I don't get why you think you had stuck fermentation...none of those readings indicate to me anything but normal fermentation....You brewed on Tursday and it is only Sunday and you're down to 1.020 that's pretty darn good...

Most of us wait a week to ten days before even taking the next gravity reading after the OG....And we're usually happy to see 1.020 after the first week....

Patience, patience...everything's fine.

The only thing I can see is that you panicked and re-pitched and added bru-vigor (whatever that is) when nothing was wrong....You didn't need to do that..
 
Thanks for the responses. I guess I made a mistake. I guess my memory is faulty, but I don't remember ever seeing a bubbler stop dead like this. I mean dead, dead, dead. No visible activity. I've watched for minutes. FWIW, I did call my LHBS and got their advice before I bought the Wyeast.
 
Thanks for the responses. I guess I made a mistake. I guess my memory is faulty, but I don't remember ever seeing a bubbler stop dead like this. I mean dead, dead, dead. No visible activity. I've watched for minutes.
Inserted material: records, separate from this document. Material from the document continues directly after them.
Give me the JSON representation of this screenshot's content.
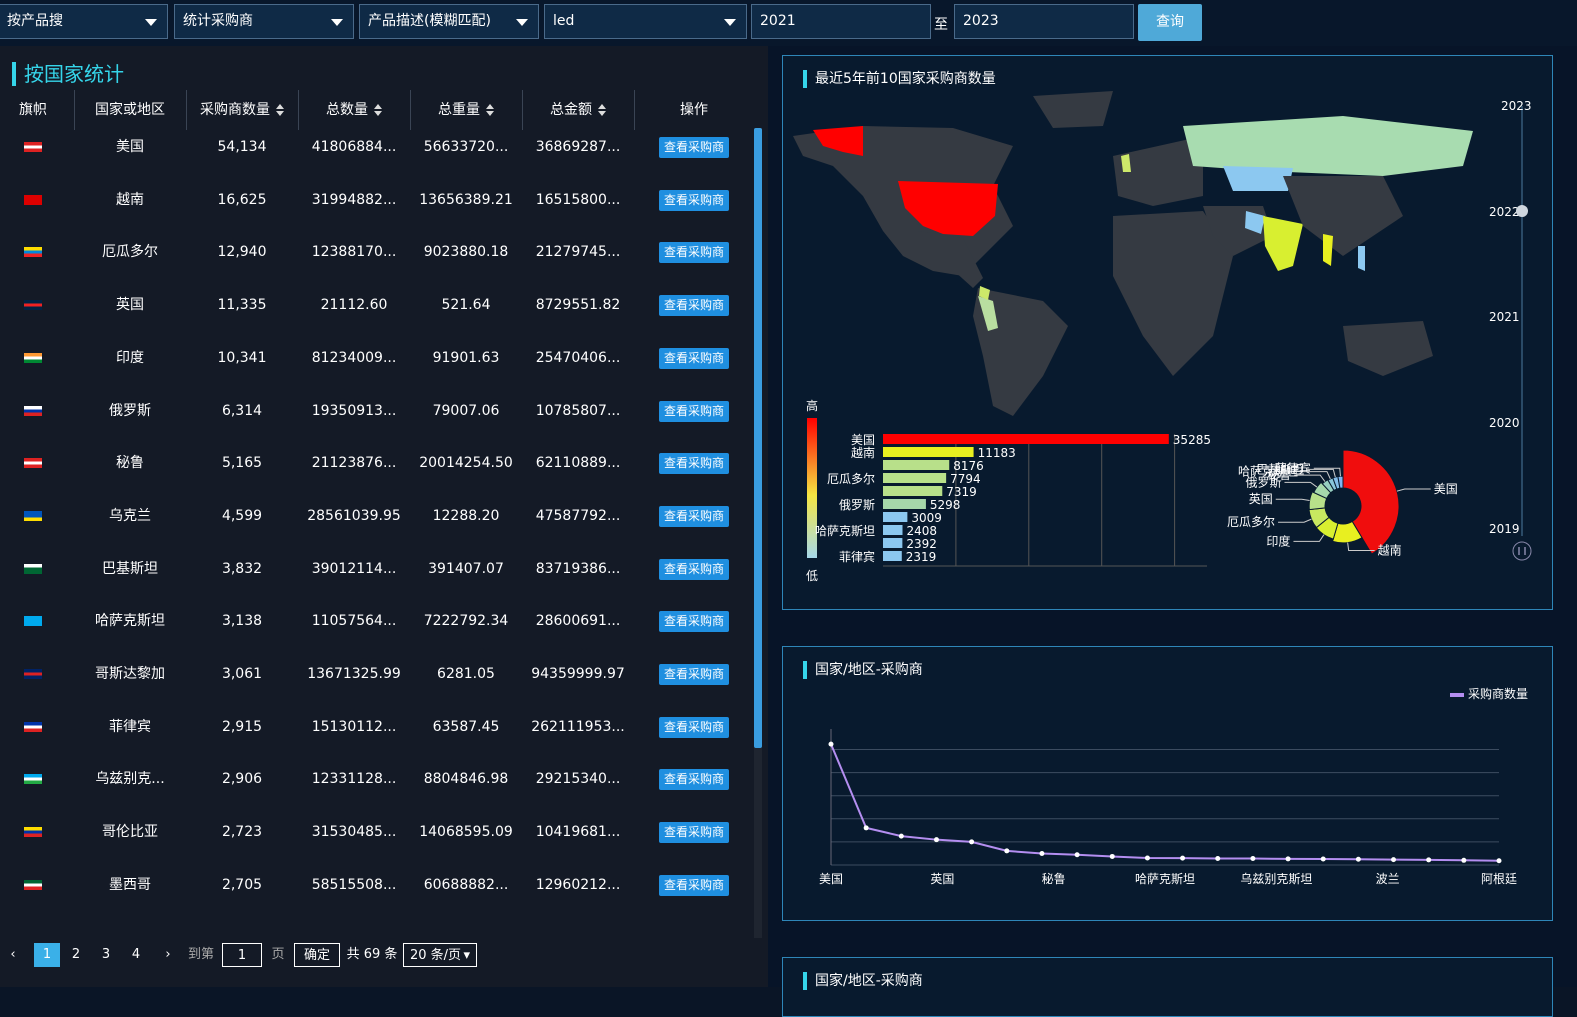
{
  "toolbar": {
    "selects": [
      {
        "value": "按产品搜"
      },
      {
        "value": "统计采购商"
      },
      {
        "value": "产品描述(模糊匹配)"
      },
      {
        "value": "led"
      }
    ],
    "year_from": "2021",
    "year_to": "2023",
    "separator": "至",
    "query_label": "查询"
  },
  "left": {
    "title": "按国家统计",
    "headers": [
      "旗帜",
      "国家或地区",
      "采购商数量",
      "总数量",
      "总重量",
      "总金额",
      "操作"
    ],
    "button_label": "查看采购商",
    "rows": [
      {
        "country": "美国",
        "buyers": "54,134",
        "qty": "41806884...",
        "weight": "56633720...",
        "amount": "36869287...",
        "flag": "us"
      },
      {
        "country": "越南",
        "buyers": "16,625",
        "qty": "31994882...",
        "weight": "13656389.21",
        "amount": "16515800...",
        "flag": "vn"
      },
      {
        "country": "厄瓜多尔",
        "buyers": "12,940",
        "qty": "12388170...",
        "weight": "9023880.18",
        "amount": "21279745...",
        "flag": "ec"
      },
      {
        "country": "英国",
        "buyers": "11,335",
        "qty": "21112.60",
        "weight": "521.64",
        "amount": "8729551.82",
        "flag": "gb"
      },
      {
        "country": "印度",
        "buyers": "10,341",
        "qty": "81234009...",
        "weight": "91901.63",
        "amount": "25470406...",
        "flag": "in"
      },
      {
        "country": "俄罗斯",
        "buyers": "6,314",
        "qty": "19350913...",
        "weight": "79007.06",
        "amount": "10785807...",
        "flag": "ru"
      },
      {
        "country": "秘鲁",
        "buyers": "5,165",
        "qty": "21123876...",
        "weight": "20014254.50",
        "amount": "62110889...",
        "flag": "pe"
      },
      {
        "country": "乌克兰",
        "buyers": "4,599",
        "qty": "28561039.95",
        "weight": "12288.20",
        "amount": "47587792...",
        "flag": "ua"
      },
      {
        "country": "巴基斯坦",
        "buyers": "3,832",
        "qty": "39012114...",
        "weight": "391407.07",
        "amount": "83719386...",
        "flag": "pk"
      },
      {
        "country": "哈萨克斯坦",
        "buyers": "3,138",
        "qty": "11057564...",
        "weight": "7222792.34",
        "amount": "28600691...",
        "flag": "kz"
      },
      {
        "country": "哥斯达黎加",
        "buyers": "3,061",
        "qty": "13671325.99",
        "weight": "6281.05",
        "amount": "94359999.97",
        "flag": "cr"
      },
      {
        "country": "菲律宾",
        "buyers": "2,915",
        "qty": "15130112...",
        "weight": "63587.45",
        "amount": "262111953...",
        "flag": "ph"
      },
      {
        "country": "乌兹别克...",
        "buyers": "2,906",
        "qty": "12331128...",
        "weight": "8804846.98",
        "amount": "29215340...",
        "flag": "uz"
      },
      {
        "country": "哥伦比亚",
        "buyers": "2,723",
        "qty": "31530485...",
        "weight": "14068595.09",
        "amount": "10419681...",
        "flag": "co"
      },
      {
        "country": "墨西哥",
        "buyers": "2,705",
        "qty": "58515508...",
        "weight": "60688882...",
        "amount": "12960212...",
        "flag": "mx"
      }
    ],
    "pager": {
      "pages": [
        "1",
        "2",
        "3",
        "4"
      ],
      "goto_label": "到第",
      "goto_value": "1",
      "page_unit": "页",
      "confirm": "确定",
      "total": "共 69 条",
      "page_size": "20 条/页"
    }
  },
  "map_card": {
    "title": "最近5年前10国家采购商数量",
    "years": [
      "2023",
      "2022",
      "2021",
      "2020",
      "2019"
    ],
    "selected_year": "2022",
    "legend_high": "高",
    "legend_low": "低",
    "colors": {
      "high": "#ff0000",
      "mid": "#f5e642",
      "low": "#a6d8ea",
      "land": "#353a42"
    }
  },
  "chart_data": [
    {
      "type": "bar",
      "orientation": "horizontal",
      "categories": [
        "美国",
        "越南",
        "",
        "厄瓜多尔",
        "",
        "俄罗斯",
        "",
        "哈萨克斯坦",
        "",
        "菲律宾"
      ],
      "values": [
        35285,
        11183,
        8176,
        7794,
        7319,
        5298,
        3009,
        2408,
        2392,
        2319
      ],
      "xlim": [
        0,
        40000
      ]
    },
    {
      "type": "pie",
      "labels": [
        "美国",
        "越南",
        "印度",
        "厄瓜多尔",
        "英国",
        "俄罗斯",
        "秘鲁",
        "哈萨克斯坦",
        "巴基斯坦",
        "菲律宾"
      ],
      "values": [
        35285,
        11183,
        8176,
        7794,
        7319,
        5298,
        3009,
        2408,
        2392,
        2319
      ],
      "colors": [
        "#f00d0d",
        "#e8ef20",
        "#d8ef30",
        "#c8e860",
        "#b8e08a",
        "#a6d8aa",
        "#96cfc0",
        "#8ac6da",
        "#84bde8",
        "#7fb6f0"
      ]
    },
    {
      "type": "line",
      "title": "国家/地区-采购商",
      "series": [
        {
          "name": "采购商数量",
          "values": [
            54134,
            16625,
            12940,
            11335,
            10341,
            6314,
            5165,
            4599,
            3832,
            3138,
            3061,
            2915,
            2906,
            2723,
            2705,
            2583,
            2400,
            2300,
            2100,
            1900
          ]
        }
      ],
      "x_ticks": [
        "美国",
        "英国",
        "秘鲁",
        "哈萨克斯坦",
        "乌兹别克斯坦",
        "波兰",
        "阿根廷"
      ],
      "ylim": [
        0,
        60000
      ]
    }
  ],
  "line_card": {
    "title": "国家/地区-采购商",
    "legend": "采购商数量"
  },
  "third_card": {
    "title": "国家/地区-采购商"
  }
}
FWIW, I did call my LHBS and got their advice before I bought the Wyeast.

The airlock should never be used as a sign of fermentation activity...it is too faulty of a design...to many variables come into play...from loose grommet, or bad seals on buckets, yadda yadda yadda...the hydrometer is really the only real way to tell...and like I said most of us wait at least a week before even taking one...

:mug:
 
What does the beer look like? Any krausen, foam, bubbles, yeast activity?
I agree with all the others, don't rely on airlock activity.
Are you using your old equipment? The seals might not be so good.
Dropping to 1020 in a few days is good, all my brews run for 2 weeks because I keep them at 16-18*C.
Just recheck in another 4 days.
 
Still has krausen and foam. No visible bubbles. Yeast still in suspension, but WB-06 isn't very flocculant so no surprises there. I am using an old drilled rubber stopper in glass carboy so it is certainly conceivable that co2 is venting around the edges.